NumPy unique() returns indices that are out-of-bounds


I am trying to remove points from a point cloud that are too close to each other. My input is an mx3 matrix where the columns represent xyz coordinates. Code is as follows:

def remove_duplicates(points, threshold):
    # Convert to numpy
    points = np.array(points)

    # Round to within the threshold
    rounded_points = points
    if threshold > 0.0:
        rounded_points = np.round(points/threshold)*threshold

    # Remove duplicate points
    point_tuples = [tuple(point) for point in rounded_points]
    unique_rounded_points, unique_indices = np.unique(point_tuples, return_index = True)

    points = points[unique_indices]

    return points

The issue I am running into is that unique_indices contains values larger than the length of points (2265 and 1000 for my test data). Am I doing something wrong, or is this a bug in NumPy?

Edit: I should note that for very small inputs (tried 27 points), unique() appears to work correctly.


Solution

  • So points is a 2d array, (m,3) in shape, right?

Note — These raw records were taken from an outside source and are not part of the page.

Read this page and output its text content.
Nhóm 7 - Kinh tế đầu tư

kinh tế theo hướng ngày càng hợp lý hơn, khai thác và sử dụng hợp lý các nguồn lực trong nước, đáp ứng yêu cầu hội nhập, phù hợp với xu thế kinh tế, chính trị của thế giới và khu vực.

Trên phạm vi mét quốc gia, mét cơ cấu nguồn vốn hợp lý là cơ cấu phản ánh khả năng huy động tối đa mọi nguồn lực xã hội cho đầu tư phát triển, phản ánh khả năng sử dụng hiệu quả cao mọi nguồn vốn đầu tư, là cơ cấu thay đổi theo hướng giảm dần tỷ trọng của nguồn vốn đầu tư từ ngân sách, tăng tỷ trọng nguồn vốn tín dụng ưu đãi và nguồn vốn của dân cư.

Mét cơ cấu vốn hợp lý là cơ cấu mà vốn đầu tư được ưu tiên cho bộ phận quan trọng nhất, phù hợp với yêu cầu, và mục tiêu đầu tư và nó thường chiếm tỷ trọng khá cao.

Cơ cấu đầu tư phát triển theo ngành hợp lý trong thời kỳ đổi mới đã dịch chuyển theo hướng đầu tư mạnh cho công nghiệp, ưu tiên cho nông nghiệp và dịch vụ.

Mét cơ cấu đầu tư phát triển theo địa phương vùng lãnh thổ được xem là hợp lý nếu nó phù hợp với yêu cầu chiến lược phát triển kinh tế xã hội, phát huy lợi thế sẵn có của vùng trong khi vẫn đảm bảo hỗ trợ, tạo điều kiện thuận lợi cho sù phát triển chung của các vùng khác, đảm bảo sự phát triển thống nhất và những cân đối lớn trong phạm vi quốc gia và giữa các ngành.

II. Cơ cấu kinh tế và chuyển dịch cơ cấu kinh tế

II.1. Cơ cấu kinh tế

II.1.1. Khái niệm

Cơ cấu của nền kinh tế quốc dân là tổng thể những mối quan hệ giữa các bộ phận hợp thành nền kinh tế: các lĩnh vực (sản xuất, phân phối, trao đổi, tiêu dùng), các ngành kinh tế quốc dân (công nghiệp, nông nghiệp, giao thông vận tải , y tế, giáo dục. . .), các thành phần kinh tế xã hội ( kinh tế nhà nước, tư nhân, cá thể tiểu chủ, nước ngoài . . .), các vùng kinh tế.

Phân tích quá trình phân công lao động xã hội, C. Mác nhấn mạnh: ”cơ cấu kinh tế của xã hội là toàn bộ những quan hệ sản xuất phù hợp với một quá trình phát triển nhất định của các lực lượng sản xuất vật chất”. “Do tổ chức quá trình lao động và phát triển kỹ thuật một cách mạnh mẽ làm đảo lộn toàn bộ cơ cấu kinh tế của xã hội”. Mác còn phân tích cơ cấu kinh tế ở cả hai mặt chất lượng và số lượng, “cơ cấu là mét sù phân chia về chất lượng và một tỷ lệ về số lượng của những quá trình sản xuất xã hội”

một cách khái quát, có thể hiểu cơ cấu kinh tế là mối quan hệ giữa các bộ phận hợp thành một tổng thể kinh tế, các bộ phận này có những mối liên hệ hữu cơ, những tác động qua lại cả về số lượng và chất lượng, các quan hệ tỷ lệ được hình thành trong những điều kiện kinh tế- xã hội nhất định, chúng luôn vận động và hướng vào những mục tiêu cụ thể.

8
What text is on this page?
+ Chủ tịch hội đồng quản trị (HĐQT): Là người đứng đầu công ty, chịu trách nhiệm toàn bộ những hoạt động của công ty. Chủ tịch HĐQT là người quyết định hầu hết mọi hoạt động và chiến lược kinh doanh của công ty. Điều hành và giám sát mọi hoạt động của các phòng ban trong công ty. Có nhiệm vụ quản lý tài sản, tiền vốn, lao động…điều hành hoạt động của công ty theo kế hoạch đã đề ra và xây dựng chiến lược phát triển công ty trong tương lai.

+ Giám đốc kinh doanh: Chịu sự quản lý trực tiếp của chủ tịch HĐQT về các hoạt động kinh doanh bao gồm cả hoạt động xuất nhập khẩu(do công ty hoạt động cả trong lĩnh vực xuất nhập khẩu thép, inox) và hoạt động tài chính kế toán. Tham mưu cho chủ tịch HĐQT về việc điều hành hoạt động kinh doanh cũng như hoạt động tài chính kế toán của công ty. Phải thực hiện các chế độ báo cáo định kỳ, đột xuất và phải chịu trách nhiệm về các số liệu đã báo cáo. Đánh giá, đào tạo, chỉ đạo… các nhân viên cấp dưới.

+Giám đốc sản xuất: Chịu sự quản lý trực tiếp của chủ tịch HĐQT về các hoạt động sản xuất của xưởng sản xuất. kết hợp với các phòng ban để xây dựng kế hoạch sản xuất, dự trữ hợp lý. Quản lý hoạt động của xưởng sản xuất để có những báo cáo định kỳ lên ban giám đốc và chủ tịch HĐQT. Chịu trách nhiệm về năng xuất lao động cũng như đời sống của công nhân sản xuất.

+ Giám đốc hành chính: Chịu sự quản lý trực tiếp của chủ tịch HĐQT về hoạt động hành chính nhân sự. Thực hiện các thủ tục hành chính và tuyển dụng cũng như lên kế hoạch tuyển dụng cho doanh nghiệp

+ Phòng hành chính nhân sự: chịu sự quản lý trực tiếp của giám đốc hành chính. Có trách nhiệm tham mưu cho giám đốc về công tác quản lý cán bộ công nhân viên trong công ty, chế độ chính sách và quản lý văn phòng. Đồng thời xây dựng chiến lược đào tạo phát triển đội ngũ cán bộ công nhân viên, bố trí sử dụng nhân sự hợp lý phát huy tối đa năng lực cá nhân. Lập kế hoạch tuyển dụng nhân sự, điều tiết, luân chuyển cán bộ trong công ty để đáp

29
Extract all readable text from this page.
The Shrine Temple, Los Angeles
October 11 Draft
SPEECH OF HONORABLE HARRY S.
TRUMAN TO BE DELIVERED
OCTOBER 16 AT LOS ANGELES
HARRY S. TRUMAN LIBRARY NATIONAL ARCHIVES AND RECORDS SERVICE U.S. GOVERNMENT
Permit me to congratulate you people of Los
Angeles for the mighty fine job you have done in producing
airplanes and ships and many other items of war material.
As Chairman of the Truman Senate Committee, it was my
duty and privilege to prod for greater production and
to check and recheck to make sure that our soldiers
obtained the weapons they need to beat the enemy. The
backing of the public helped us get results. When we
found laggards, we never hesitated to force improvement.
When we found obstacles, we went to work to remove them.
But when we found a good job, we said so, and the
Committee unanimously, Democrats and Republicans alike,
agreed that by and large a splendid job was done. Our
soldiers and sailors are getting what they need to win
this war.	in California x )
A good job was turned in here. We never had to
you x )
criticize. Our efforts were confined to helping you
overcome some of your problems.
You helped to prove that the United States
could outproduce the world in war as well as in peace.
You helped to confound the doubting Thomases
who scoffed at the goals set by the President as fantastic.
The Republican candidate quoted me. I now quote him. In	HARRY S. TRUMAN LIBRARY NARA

    point_tuples is a list of tuples, i.e. row of rounded_points is now a tuple of 3 floats.

    np.unique is going to turn that into an array to do it's thing

    np.array(point_tuples) is a (m,3) array (again 2d like points). The tuple did nothing.

    unique will act on the raveled form of this array, so unique_indices could have values between 0 and 3*m. Hence your error.

    I see 2 problems - if you want unique to find unique 'rows', you need to make a structured array

    np.array(point_tuples, 'f,f,f')
    

    Also applying unique to floats is tricky. It's next to impossible to find 2 floats that are equal. Rounding reduces this problem but does not eliminate it.

    So it probably is better to use round in such a way that rounded_points is an array of integers. The values don't need to scaled back to match points.

    I can add an example if needed, but first try these suggestions. I'm making a lot of guesses about your data, and I'd like to get some feedback before going further.